AMY GOODMAN: Let me go back to Willy Toledo, in the airport. What are you calling for right now, as you are there with Aminatou in the Canary Islands?
GUILLERMO TOLEDO: Excuse me, what do you mean?
AMY GOODMAN: How do you think people can get involved?
GUILLERMO TOLEDO: Sorry, I didn’t hear the question. Could you please —-
AMY GOODMAN: How do you feel people can be involved in this issue, as you speak to us from the airport in the Canary Islands, where Aminatou is on the hunger strike?

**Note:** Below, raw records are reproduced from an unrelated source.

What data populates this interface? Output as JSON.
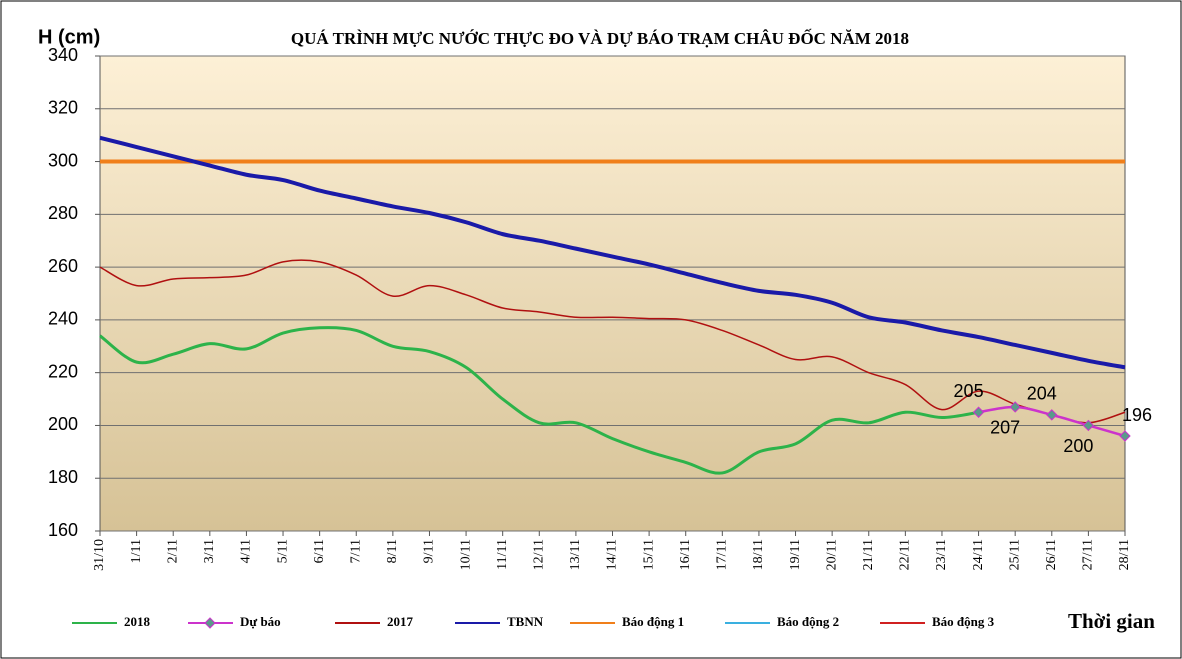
{
  "chart_data": {
    "type": "line",
    "title": "QUÁ TRÌNH MỰC NƯỚC THỰC ĐO VÀ DỰ BÁO TRẠM CHÂU ĐỐC NĂM 2018",
    "y_label": "H (cm)",
    "x_label": "Thời gian",
    "categories": [
      "31/10",
      "1/11",
      "2/11",
      "3/11",
      "4/11",
      "5/11",
      "6/11",
      "7/11",
      "8/11",
      "9/11",
      "10/11",
      "11/11",
      "12/11",
      "13/11",
      "14/11",
      "15/11",
      "16/11",
      "17/11",
      "18/11",
      "19/11",
      "20/11",
      "21/11",
      "22/11",
      "23/11",
      "24/11",
      "25/11",
      "26/11",
      "27/11",
      "28/11"
    ],
    "series": [
      {
        "name": "2018",
        "color": "#2db34a",
        "values": [
          234,
          224,
          227,
          231,
          229,
          235,
          237,
          236,
          230,
          228,
          222,
          210,
          201,
          201,
          195,
          190,
          186,
          182,
          190,
          193,
          202,
          201,
          205,
          203,
          205,
          null,
          null,
          null,
          null
        ]
      },
      {
        "name": "Dự báo",
        "color": "#cc33cc",
        "marker_color": "#5a9a8a",
        "values": [
          null,
          null,
          null,
          null,
          null,
          null,
          null,
          null,
          null,
          null,
          null,
          null,
          null,
          null,
          null,
          null,
          null,
          null,
          null,
          null,
          null,
          null,
          null,
          null,
          205,
          207,
          204,
          200,
          196
        ]
      },
      {
        "name": "2017",
        "color": "#b01010",
        "values": [
          260,
          253,
          255.5,
          256,
          257,
          262,
          262,
          257,
          249,
          253,
          249.5,
          244.5,
          243,
          241,
          241,
          240.5,
          240,
          236,
          230.5,
          225,
          226,
          220,
          215.5,
          206,
          213,
          208,
          204,
          201,
          205
        ]
      },
      {
        "name": "TBNN",
        "color": "#1a1aa8",
        "values": [
          309,
          305.5,
          302,
          298.5,
          295,
          293,
          289,
          286,
          283,
          280.5,
          277,
          272.5,
          270,
          267,
          264,
          261,
          257.5,
          254,
          251,
          249.5,
          246.5,
          241,
          239,
          236,
          233.5,
          230.5,
          227.5,
          224.5,
          222
        ]
      },
      {
        "name": "Báo động 1",
        "color": "#f07f1a",
        "values": [
          300,
          300,
          300,
          300,
          300,
          300,
          300,
          300,
          300,
          300,
          300,
          300,
          300,
          300,
          300,
          300,
          300,
          300,
          300,
          300,
          300,
          300,
          300,
          300,
          300,
          300,
          300,
          300,
          300
        ]
      },
      {
        "name": "Báo động 2",
        "color": "#3ab0e0",
        "values": [
          null,
          null,
          null,
          null,
          null,
          null,
          null,
          null,
          null,
          null,
          null,
          null,
          null,
          null,
          null,
          null,
          null,
          null,
          null,
          null,
          null,
          null,
          null,
          null,
          null,
          null,
          null,
          null,
          null
        ]
      },
      {
        "name": "Báo động 3",
        "color": "#d02020",
        "values": [
          null,
          null,
          null,
          null,
          null,
          null,
          null,
          null,
          null,
          null,
          null,
          null,
          null,
          null,
          null,
          null,
          null,
          null,
          null,
          null,
          null,
          null,
          null,
          null,
          null,
          null,
          null,
          null,
          null
        ]
      }
    ],
    "ylim": [
      160,
      340
    ],
    "yticks": [
      160,
      180,
      200,
      220,
      240,
      260,
      280,
      300,
      320,
      340
    ],
    "grid": true
  }
}
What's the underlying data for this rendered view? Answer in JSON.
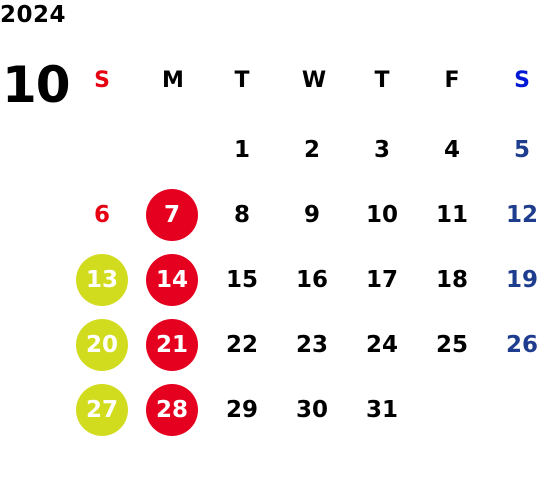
{
  "year": "2024",
  "month": "10",
  "weekdays": [
    "S",
    "M",
    "T",
    "W",
    "T",
    "F",
    "S"
  ],
  "weeks": [
    [
      "",
      "",
      "1",
      "2",
      "3",
      "4",
      "5"
    ],
    [
      "6",
      "7",
      "8",
      "9",
      "10",
      "11",
      "12"
    ],
    [
      "13",
      "14",
      "15",
      "16",
      "17",
      "18",
      "19"
    ],
    [
      "20",
      "21",
      "22",
      "23",
      "24",
      "25",
      "26"
    ],
    [
      "27",
      "28",
      "29",
      "30",
      "31",
      "",
      ""
    ]
  ],
  "highlight_colors": {
    "sunday_header": "#e60012",
    "saturday_header": "#0017d6",
    "saturday_dates": "#1f3d8e",
    "red_circle": "#e60020",
    "yellow_circle": "#d2dc1e"
  },
  "red_circle_days": [
    "7",
    "14",
    "21",
    "28"
  ],
  "yellow_circle_days": [
    "13",
    "20",
    "27"
  ]
}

GUILLERMO TOLEDO: Well, we are receiving lots of solidarity shows, and there are many people from the island, many people from the whole state, and many people from foreign countries that are coming and traveling over here. They’re coming from -— people from Austria, people from Brazil, people from England, people from France, from the United States. From right here there are two women from the Robert Kennedy Center spending the night with Aminatou. They have been here for the last three days. And actually, everybody — I think everybody is looking to Lanzarote, to the Canary Islands, to Aminatou Haidar, except for the Spanish government, who is trying to look to another side. But they will have to —- they will have to give us a response. They will have to give Aminatou some solution, because days are passing by, and her health is getting critical and more critical every day. So she is very happy about the -—
AMY GOODMAN: Is she fasting to the death?
GUILLERMO TOLEDO: Sorry?
AMY GOODMAN: Is she fasting to the death?
GUILLERMO TOLEDO: She is fasting to the death, yes. She is very determined with that. She’s the — that is the struggle, the struggle she decided to put on. And she is very decided to hunger strike until death. And if anybody knows Aminatou Haidar — I know her since a long time ago — we are sure that she is very determined to go all the way through, which is very dangerous. And we are very worried about her, because she is very determined. She is a very strong woman. And she said that she prefers to die than living in indignity.
AMY GOODMAN: We are going to leave it there. Guillermo "Willy" Toledo, I want to thank you for being with us, a famous Spanish actor who has been with Aminatou Haidar in the Canary Islands at the airport from the beginning. She is now entering the third week of a hunger fast, demanding to be able to go home to Western Sahara. Mouloud Said here in Washington, representative of the Polisario Front, and also Stephen Zunes, though I’d like to ask you, Professor Zunes, to stay with us to get a quick comment from you after break on Afghanistan, this major day with President Obama about to give an address tonight to the nation.